Background: Boswellia carteri Birdw. (frankincense) and Commiphora molmol Engl. (myrrh) oleo-resins  have traditionally been used for the growth inhibition of bacteria associated with skin diseases, urinary tract infections, respiratory infections, wound healing, dental disease and gastrointestinal disorders. Despite this, many bacterial pathogens are yet to be screened for susceptibility to frankincense and myrrh extracts. This study was undertaken to test extracts prepared from frankincense and myrrholeo-resins for the ability to inhibit microbial and cancer cell growth. Materials and Methods: Frankincense and myrrhresins were extracted and tested for antimicrobial activity using modified disc diffusion and MIC methods. Inhibitory activity against CaCo2 and HeLa cancer cell lines was evaluated using colorimetric cell proliferation assays. Toxicity was evaluated using an Artemia franciscana nauplii bioassay. The most promising inhibitory extracts were investigated using non-targeted GC-MS head space analysis (with screening against a compound database) for the identification and characterisation of individual components in the crude plant extracts. Results: The frankincense and myrrh extracts displayed broad spectrum antibacterial activity, inhibiting the growth of all of the bacteria screened against. The frankincense extracts were generally more potent growth inhibitors than were the corresponding myrrh extracts. The growth inhibition of the methanolic, ethyl acetate and hexane frankincense extracts against Salmonella salford was particularly noteworthy, with MIC values of 462, 258 and 293 µg/mL respectively.
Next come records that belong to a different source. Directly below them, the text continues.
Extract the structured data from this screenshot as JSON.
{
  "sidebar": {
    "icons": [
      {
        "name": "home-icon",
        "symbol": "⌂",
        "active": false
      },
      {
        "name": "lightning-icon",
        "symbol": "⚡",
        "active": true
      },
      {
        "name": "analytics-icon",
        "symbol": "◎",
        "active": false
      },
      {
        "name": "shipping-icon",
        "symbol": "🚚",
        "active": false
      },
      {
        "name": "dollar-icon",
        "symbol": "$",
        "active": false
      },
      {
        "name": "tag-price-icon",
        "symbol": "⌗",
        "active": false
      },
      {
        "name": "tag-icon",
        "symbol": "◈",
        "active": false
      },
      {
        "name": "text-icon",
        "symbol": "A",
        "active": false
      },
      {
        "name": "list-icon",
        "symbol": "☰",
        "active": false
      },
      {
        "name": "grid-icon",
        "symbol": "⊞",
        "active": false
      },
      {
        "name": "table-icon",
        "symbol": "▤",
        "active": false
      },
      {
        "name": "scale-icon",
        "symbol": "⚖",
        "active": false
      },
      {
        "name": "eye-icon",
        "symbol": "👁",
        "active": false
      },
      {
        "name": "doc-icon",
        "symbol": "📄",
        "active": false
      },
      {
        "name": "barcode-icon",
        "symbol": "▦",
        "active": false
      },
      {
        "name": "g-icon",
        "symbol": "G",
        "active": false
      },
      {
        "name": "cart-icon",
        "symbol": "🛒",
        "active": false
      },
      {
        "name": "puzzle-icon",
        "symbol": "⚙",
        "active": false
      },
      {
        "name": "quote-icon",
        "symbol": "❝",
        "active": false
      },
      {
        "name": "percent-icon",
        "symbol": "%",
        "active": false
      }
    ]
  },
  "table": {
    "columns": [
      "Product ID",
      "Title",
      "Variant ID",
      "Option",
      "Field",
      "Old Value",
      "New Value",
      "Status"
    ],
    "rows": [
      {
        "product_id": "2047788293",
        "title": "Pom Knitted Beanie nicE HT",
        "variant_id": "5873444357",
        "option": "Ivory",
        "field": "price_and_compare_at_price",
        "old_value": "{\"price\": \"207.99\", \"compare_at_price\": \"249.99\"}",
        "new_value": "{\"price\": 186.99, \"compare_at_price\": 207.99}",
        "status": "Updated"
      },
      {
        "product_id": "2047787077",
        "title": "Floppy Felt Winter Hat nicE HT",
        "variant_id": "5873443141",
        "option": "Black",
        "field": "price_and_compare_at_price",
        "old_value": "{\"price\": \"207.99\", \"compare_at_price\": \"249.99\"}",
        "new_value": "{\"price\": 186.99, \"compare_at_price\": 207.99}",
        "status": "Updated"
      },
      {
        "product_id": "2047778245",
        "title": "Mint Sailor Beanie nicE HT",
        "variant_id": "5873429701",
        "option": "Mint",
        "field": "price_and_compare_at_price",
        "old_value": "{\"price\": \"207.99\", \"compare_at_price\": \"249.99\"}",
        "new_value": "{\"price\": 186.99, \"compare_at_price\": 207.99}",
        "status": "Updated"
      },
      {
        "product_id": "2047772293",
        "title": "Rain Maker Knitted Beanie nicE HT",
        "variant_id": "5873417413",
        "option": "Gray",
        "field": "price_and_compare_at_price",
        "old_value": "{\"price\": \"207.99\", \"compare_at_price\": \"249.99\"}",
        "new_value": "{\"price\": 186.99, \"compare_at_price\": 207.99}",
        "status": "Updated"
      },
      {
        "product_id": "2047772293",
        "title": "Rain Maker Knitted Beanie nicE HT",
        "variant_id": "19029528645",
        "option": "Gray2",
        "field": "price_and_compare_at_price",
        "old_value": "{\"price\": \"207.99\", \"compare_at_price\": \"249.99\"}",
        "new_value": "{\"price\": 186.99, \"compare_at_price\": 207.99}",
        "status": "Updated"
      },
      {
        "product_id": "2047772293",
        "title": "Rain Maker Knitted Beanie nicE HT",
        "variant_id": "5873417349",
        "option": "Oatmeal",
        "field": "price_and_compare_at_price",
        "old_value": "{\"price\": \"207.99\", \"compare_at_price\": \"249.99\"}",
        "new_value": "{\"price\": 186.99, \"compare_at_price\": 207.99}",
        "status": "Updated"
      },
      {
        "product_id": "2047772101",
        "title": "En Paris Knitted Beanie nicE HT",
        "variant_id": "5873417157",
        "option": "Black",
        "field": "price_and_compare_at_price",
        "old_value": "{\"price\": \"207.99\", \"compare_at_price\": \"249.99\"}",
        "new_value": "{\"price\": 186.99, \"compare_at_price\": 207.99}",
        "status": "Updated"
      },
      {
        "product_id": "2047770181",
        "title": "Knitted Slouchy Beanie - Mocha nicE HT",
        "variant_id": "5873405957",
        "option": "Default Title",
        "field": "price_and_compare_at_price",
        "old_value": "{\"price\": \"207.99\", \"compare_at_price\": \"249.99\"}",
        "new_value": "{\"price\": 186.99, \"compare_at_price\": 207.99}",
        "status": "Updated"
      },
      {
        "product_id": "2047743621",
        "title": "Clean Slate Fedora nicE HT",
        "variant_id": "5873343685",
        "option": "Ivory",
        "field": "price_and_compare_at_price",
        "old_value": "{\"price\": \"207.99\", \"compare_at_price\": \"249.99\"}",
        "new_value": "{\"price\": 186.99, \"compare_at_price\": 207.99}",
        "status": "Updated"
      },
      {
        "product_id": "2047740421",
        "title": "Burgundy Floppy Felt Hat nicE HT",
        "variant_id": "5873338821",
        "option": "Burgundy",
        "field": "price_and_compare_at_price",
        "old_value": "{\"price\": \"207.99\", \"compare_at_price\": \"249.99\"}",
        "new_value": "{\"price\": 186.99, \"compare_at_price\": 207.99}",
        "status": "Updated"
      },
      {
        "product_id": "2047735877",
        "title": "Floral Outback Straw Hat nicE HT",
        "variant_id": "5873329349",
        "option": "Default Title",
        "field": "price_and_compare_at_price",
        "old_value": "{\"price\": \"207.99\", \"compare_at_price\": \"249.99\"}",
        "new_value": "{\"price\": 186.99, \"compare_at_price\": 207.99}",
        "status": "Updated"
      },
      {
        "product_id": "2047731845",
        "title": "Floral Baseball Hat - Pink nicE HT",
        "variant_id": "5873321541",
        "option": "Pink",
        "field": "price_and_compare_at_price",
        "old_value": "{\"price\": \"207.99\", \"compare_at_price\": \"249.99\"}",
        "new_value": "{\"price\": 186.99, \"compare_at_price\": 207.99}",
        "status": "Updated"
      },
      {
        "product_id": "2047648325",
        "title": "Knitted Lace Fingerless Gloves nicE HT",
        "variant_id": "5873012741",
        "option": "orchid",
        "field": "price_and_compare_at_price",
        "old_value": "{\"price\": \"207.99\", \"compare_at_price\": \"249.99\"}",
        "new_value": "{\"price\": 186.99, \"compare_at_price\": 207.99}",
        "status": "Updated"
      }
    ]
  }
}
The frankincense and myrrh extracts were both approximately equally effective against gram positive and gram negative bacteria. The majority of the extracts also proved effective at blocking the proliferation of the colorectal cancer cell line CaCo2 and HeLa cervical cancer cell growth, although the aqueous and ethyl acetate frankincense extracts generally had the greatest efficacy (IC50 values 1600-1900 µg/mL). All extracts were non-toxic, with LC50 values substantially > 1000 µg/mL. Conclusion: These studies validate traditional usage of frankincense and myrrh in the treatment of several bacterial illnesses and some cancers, and indicate that they are safe for therapeutic usage.